Reasoning with the terminology model

SNOMED codes have a normalized form; the normalized form of the above SNOMED is:

39579001 | anaphylaxis | :
   246075003 | causative agent | = 373270004 | penicillin -class of antibiotic- | ,
   246112005 | severity | = 423132009 | grade 4 out of 5 |,
   263502005 | clinical course | = 424124008 | sudden onset AND/OR short duration | ,
   363705008 | has definitional manifestation | = ( 247472004 | weal |: 
      { 116676008 | associated morphology | = 1806006 | eruption | ,
        363698007 | finding site | = 39937001 | skin structure | }),
   363705008 | has definitional manifestation | = ( 373895009 | acute respiratory distress | :
      363698007 | finding site | = 20139000 | structure of respiratory system | ,
      363714003 | interprets | = 248546008 | ease of respiration | ,
      363714003 | interprets | = 278844005 | general clinical state | ) ,
  363705008 | has definitional manifestation | = ( 45007003 | low blood pressure | : 
      363698007 | finding site | = 281159003 | systemic arterial structure | 
  )

Having the SNOMED terms in the same domain of discourse as the HL7 V3 allows us to use OWL for SNOMED gives RDF tooling access to this and even more rich information.
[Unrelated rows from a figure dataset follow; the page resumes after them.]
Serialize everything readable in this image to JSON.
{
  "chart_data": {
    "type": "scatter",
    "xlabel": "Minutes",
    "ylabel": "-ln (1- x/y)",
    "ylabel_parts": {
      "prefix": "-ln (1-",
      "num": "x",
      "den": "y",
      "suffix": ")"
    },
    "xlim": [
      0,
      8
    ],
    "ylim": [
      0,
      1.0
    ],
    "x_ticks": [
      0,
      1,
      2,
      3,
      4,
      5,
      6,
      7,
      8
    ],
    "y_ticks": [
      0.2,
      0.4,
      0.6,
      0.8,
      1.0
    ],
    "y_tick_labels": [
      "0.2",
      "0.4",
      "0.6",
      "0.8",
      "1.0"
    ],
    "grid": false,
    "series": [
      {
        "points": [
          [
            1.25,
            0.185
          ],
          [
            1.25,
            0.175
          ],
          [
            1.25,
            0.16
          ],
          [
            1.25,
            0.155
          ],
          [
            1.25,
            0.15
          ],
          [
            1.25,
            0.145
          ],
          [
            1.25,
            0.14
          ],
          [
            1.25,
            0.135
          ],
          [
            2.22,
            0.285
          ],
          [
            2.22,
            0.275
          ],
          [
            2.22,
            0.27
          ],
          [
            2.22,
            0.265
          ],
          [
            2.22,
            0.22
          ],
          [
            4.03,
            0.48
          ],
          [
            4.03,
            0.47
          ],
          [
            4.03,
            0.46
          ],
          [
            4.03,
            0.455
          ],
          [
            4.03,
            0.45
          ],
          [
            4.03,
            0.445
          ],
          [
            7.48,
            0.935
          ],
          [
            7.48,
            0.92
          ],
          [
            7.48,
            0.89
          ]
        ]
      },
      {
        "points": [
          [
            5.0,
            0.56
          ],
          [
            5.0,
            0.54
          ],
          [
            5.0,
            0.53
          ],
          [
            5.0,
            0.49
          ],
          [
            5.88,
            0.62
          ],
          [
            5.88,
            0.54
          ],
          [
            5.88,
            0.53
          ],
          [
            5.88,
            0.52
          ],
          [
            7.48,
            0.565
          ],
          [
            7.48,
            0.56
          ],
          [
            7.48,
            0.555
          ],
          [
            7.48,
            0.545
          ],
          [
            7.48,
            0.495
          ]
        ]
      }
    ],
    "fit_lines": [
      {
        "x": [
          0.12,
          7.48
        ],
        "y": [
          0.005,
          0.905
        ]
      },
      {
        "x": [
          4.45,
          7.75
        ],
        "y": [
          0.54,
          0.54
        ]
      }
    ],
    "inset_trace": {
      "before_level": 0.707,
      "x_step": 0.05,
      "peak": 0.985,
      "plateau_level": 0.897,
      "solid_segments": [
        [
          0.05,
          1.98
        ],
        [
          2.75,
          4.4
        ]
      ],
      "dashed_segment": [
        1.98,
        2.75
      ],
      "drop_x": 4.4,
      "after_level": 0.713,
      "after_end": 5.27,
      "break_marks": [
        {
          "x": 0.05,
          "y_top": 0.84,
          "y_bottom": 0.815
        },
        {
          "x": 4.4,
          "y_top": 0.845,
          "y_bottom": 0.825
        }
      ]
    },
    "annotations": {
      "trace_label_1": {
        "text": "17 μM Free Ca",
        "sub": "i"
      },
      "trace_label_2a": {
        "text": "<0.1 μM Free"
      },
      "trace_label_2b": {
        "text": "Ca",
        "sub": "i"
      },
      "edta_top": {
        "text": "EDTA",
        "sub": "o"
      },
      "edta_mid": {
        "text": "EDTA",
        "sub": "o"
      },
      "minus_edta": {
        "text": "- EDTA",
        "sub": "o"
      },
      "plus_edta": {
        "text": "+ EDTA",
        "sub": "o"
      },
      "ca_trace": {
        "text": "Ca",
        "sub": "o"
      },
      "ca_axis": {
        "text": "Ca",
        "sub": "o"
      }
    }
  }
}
Following are some excerpts from the relevant OWL axioms:

"Micropapular weak is a disorder __located in__ the skin, and a __morphology__ of Maculopapular rash"

<owl:Class rdf:about="SCT_298138003">
   <rdfs:label xml:lang="en">Micropapular weal (disorder)</rdfs:label>
    <rdfs:subClassOf><owl:Class>
   <owl:intersectionOf rdf:parseType="Collection">
       <owl:Class rdf:about="SCT_247472004"/>
       <owl:Restriction>
            <owl:onProperty rdf:resource="RoleGroup"/>
            <owl:someValuesFrom>
                <owl:Class>
                <owl:intersectionOf rdf:parseType="Collection">
                    <owl:Restriction>
                        <owl:onProperty rdf:resource="SCT_363698007"/>
                        <owl:someValuesFrom rdf:resource="SCT_39937001"/>
                    </owl:Restriction>
                    <owl:Restriction>
                        <owl:onProperty rdf:resource="SCT_116676008"/>
                        <owl:someValuesFrom rdf:resource="SCT_47725002"/>
                    </owl:Restriction>
                </owl:intersectionOf>
                </owl:Class>
            </owl:someValuesFrom>
       </owl:Restriction>
   </owl:intersectionOf>
   </owl:Class></rdfs:subClassOf>
</owl:Class>

These axioms allow us to query richer representations of and/or relationships to the original diagnostic statement, e.g. associations between drug administration and other reparatory or cardiovascular symptoms.